The telomere at chromosome ends of eukaryotic cells is guanine-rich. In normal physiological conditions, the single strand DNA of the telomere spontaneously forms a G-quadruplex structure. The G-quadruplex structure includes two portions, wherein one is a small loop composed of TTA, and the other one is a guanine-tetrad composed of four guanines formed by cyclic hydrogen bonds. In order to inhibit the differentiation of tumor cells, an alternative besides the direct inhibition to telomerase activity is to stabilize the G-quadruplex structure for inhibiting its reaction with the complementary single strand RNA (AAUCCC), so as to prevent the telomerase from extending the telomere. Chromosome replications of tumor cells may be inhibited by the mentioned method, so as to achieve the anti-caner effect directly or indirectly (Smogorzewska et al., Annu. Rev. Biochem. 2004, 73, 177-208).

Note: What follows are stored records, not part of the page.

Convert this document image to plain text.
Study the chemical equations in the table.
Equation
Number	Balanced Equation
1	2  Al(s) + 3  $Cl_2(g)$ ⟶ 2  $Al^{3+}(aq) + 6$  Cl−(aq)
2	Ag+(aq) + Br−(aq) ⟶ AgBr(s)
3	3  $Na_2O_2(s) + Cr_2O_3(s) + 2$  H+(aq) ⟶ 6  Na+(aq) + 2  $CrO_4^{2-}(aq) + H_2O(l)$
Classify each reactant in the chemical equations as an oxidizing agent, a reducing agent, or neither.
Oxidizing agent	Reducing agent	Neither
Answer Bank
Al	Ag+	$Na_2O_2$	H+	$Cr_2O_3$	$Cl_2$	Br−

It is observed in current studies that anthraquinone can stabilize the G-quadruplex structure for its formula with plane tri-cyclic structure. According to the researches to the quindoline derivatives (10H-indolo[3,2-b]quinoline) with tetra-cyclic structure, berberin with non-plane polycyclic structure and the analogs synthesized therefrom, it is known that the aromatic groups of the mentioned compounds play an important role in the bonding to the G-quardruplex structure. Over-expressions of known oncogenes usually induce cancers and are associated with many cell proliferation disorders, such as chronic lymphocytic leukemia, esophagus cancer, myeloma, etc. In additions, those genes also participate in many pathological and physiological processes. Many experiments have proved that over-expressions of tumor suppressor genes play important role in the prevention and treatment of tumors. Therefore, the research and development of the drugs for curing cell proliferation disorders can be applied in the cure of human cancers, just like the disclosures of Canadian Patent No. 2,428,206.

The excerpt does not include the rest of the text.